During his entire career Xiang-Dong Fu, PhD, has never been more excited about something. He has long studied the basic biology of RNA, a genetic cousin of DNA, and the proteins that bind it.
But a single discovery has launched Fu into a completely new field: neuroscience.
Over a decade, Fu and his team at University of California San Diego School of Medicine studied a protein called PTB, which is well known for binding RNA and influencing which genes are turned “on” or “off” in a cell.
In order to study the role of a protein like PTB, scientists often manipulate cells to reduce the amount of that protein, and then watch to see what happens.
Several years ago, a postdoctoral researcher working in Fu’s lab was taking that approach, using a technique called siRNA to silence the PTB gene in connective tissue cells known as fibroblasts.
But it’s a tedious process that needs to be performed over and over. He got tired of it and convinced Fu they should use a different technique to create a stable cell line that’s permanently lacking PTB. At first, the postdoc complained about that too, because it made the cells grow so slowly.
But then he noticed something odd after a couple of weeks — there were very few fibroblasts left. Almost the whole dish was instead filled with neurons.
In this serendipitous way, the team discovered that inhibiting or deleting just a single gene, the gene that encodes PTB, transforms several types of mouse cells directly into neurons.
More recently, Fu and Hao Qian, PhD, another postdoctoral researcher in his lab, took the finding a big step forward, applying it in what could one day be a new therapeutic approach for Parkinson’s disease and other neurodegenerative diseases.
Just a single treatment to inhibit PTB in mice converted native astrocytes, star-shaped support cells of the brain, into neurons that produce the neurotransmitter dopamine.
As a result, the mice’s Parkinson’s disease symptoms disappeared.
The study is published June 24, 2020 in Nature.
“Researchers around the world have tried many ways to generate neurons in the lab, using stem cells and other means, so we can study them better, as well as to use them to replace lost neurons in neurodegenerative diseases,” said Fu, who is a Distinguished Professor in the Department of Cellular and Molecular Medicine at UC San Diego School of Medicine.

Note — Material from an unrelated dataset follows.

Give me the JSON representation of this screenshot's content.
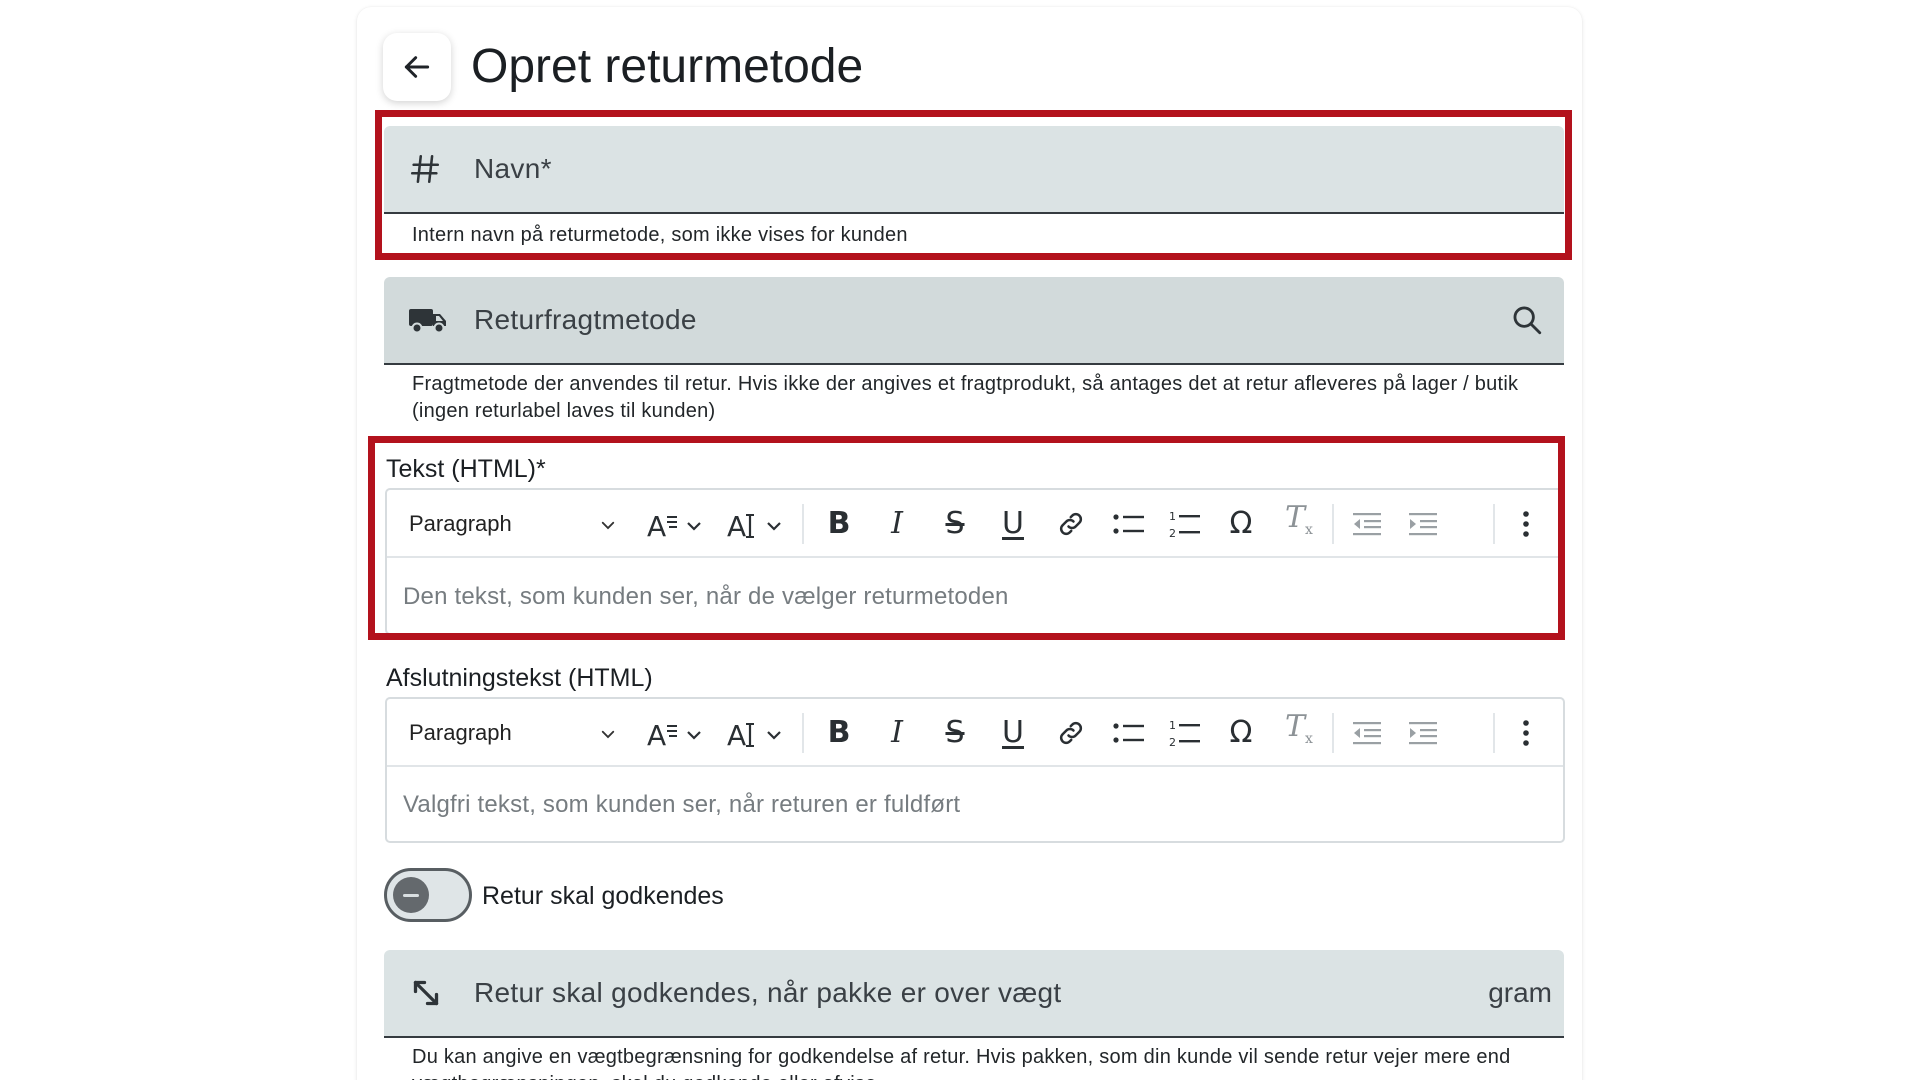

“The fact that we could produce so many neurons in such a relatively easy way came as a big surprise.”
The researchers developed a noninfectious virus that carries an antisense oligonucleotide sequence — an artificial piece of DNA designed to specifically bind the RNA coding for PTB, thus degrading it, preventing it from being translated into a functional protein and stimulating neuron development.
Antisense oligonucleotides, also known as designer DNA drugs, are a proven approach for neurodegenerative and neuromuscular diseases — study co-author, Don Cleveland, PhD, pioneered the technology, and it now forms the basis for a Food and Drug Administration (FDA)-approved therapy for spinal muscular atrophy and several other therapies currently in clinical trials.
Cleveland is chair of the Department of Cellular and Molecular Medicine at UC San Diego School of Medicine and member of the Ludwig Institute for Cancer Research, San Diego.